Sci/Tech: “Infidelity ‘is natural'”
Friday, September 25, 1998 Published at 11:17 GMT 12:17 UK
Sci/Tech
Infidelity ‘is natural’
Females ‘stray to gather the best possible genes for their
offspring’
Infidelity may be natural according to studies that show nine out of
10 mamals and birds that mate for life are unfaithful.
Experts found animals that fool around are only following the urges
of biology.
New studies using genetic testing techniques show that even the most
apparently devoted of partners often go in search of the sexual company
of strangers.
Females stray to gather the best possible genes for their offspring,
while males are driven to father as many and as often as possible.
“True monogamy actually is rare,” said Stephen T Emlen, an expert on
evolutionary behaviour at Cornell University.
According to him, there are two kinds of monogamy – social and
genetic.
In the first kind partners bond and work together to raise their
young. With “genetic monogamy,” parents are faithful sex partners.
While social monogamy is relatively common, genetic monogamy is the
exception rather than the rule.
Dr Emlen said there are only two monkeys, the marmoset and the
tamarin, are truly monogamous.
All other primates, includes humans, often mate outside their
partnerships.
“One of the patterns is that females seek males of high status and
high quality,” said Dr Emlen.
“By doing so, they are able to produce offspring of higher quality
that will be able to do better and survive better.”
Males are said to be biologically driven to stray by the desire to
spread their genes into as many members of the next generation as
possible.
But the reasons why people have sex outside a relationship are far
more complex.
Researchers generally believe that monogamy originated among species
whose young survived best when raised by a bonded pair.

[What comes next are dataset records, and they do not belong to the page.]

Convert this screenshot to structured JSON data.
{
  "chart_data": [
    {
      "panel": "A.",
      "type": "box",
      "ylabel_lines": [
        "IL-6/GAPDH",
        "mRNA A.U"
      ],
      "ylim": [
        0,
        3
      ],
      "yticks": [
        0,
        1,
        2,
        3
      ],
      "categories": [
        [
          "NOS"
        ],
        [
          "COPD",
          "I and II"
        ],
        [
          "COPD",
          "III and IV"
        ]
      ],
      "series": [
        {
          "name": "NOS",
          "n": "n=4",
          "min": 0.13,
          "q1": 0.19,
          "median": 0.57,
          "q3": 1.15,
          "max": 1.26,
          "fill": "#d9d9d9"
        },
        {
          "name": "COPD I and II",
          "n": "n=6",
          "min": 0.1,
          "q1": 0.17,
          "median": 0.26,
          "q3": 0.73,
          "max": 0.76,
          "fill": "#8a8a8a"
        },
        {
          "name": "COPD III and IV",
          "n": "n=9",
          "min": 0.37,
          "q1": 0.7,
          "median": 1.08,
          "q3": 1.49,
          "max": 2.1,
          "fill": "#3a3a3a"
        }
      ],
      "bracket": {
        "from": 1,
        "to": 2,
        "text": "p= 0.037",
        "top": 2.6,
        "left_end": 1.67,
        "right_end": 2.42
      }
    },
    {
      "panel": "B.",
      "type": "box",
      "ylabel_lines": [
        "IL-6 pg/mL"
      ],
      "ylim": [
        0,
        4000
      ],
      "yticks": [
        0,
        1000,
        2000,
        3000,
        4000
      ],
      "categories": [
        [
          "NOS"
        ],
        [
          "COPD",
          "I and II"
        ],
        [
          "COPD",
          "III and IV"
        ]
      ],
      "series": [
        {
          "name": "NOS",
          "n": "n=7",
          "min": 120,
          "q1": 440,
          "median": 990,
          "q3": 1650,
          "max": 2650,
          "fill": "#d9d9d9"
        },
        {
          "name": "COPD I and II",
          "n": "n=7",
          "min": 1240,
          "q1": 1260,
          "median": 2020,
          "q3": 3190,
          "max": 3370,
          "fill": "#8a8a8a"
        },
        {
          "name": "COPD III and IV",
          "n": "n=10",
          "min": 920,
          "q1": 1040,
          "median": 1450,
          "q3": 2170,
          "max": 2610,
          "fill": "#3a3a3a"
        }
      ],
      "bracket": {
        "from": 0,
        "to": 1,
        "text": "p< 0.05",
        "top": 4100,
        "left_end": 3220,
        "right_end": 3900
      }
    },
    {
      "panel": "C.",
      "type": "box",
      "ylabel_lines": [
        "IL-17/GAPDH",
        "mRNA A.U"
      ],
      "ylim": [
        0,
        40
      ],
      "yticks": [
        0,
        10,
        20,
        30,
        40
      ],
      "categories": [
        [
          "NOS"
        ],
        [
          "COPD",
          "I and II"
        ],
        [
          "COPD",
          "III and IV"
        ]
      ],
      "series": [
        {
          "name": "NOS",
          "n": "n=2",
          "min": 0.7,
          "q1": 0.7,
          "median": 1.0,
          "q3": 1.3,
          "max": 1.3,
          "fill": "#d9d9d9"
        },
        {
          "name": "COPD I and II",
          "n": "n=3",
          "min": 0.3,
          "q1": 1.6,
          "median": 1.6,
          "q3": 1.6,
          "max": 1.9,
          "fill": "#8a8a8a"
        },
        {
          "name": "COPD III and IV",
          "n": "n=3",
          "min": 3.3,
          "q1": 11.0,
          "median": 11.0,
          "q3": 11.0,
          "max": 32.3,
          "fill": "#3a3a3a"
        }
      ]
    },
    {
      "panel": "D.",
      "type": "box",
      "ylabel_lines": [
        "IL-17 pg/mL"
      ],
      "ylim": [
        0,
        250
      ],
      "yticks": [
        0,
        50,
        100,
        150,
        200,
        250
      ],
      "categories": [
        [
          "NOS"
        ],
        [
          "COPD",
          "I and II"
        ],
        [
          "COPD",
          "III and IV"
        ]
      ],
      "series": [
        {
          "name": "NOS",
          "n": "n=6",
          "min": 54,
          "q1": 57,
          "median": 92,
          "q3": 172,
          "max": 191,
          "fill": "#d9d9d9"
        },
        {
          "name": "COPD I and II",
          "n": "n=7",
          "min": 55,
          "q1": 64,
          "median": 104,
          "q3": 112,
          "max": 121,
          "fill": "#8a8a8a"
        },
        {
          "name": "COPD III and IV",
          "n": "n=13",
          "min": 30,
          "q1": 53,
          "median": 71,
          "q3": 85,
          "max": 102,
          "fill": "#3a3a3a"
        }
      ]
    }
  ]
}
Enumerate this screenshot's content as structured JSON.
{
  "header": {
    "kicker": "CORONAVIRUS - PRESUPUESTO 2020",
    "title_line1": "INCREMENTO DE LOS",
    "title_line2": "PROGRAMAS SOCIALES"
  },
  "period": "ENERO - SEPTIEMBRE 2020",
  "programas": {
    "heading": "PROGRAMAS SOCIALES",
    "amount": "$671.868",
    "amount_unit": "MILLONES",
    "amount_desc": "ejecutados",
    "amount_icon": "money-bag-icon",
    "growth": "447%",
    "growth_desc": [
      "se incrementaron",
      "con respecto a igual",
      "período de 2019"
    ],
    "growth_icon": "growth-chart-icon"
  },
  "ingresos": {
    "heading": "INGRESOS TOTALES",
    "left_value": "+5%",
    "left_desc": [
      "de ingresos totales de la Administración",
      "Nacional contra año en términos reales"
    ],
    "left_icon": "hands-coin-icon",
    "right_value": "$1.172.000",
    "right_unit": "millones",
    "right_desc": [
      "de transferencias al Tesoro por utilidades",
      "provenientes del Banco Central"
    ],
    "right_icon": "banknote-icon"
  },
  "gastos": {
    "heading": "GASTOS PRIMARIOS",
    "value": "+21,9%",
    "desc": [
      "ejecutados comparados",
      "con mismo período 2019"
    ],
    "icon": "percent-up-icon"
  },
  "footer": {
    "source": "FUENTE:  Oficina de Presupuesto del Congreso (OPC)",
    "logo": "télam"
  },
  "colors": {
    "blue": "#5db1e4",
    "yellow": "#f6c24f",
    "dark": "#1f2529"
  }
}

This may have led to the rise of monogamy among people, since human
children take so long to mature.
Birds of a feather
Faithful sex partnership has been thought for years to be widespread
among birds.
The eastern bluebird was considered a prime example, with male and
female partners working together to build nests, incubate eggs, then
feed and raise their young.
But researchers have found that the bluebirds have a sex life that
rivals a television soap opera.
Patricia Adair Gowarty, a behavioural ecologist at the University of
Georgia, has found that 15% to 20% of chicks cared for by a pair of
bluebirds were not fathered by the male.
She found that only 10% of 180 socially monogamous species are
sexually faithful.
The research is published in the journal Science.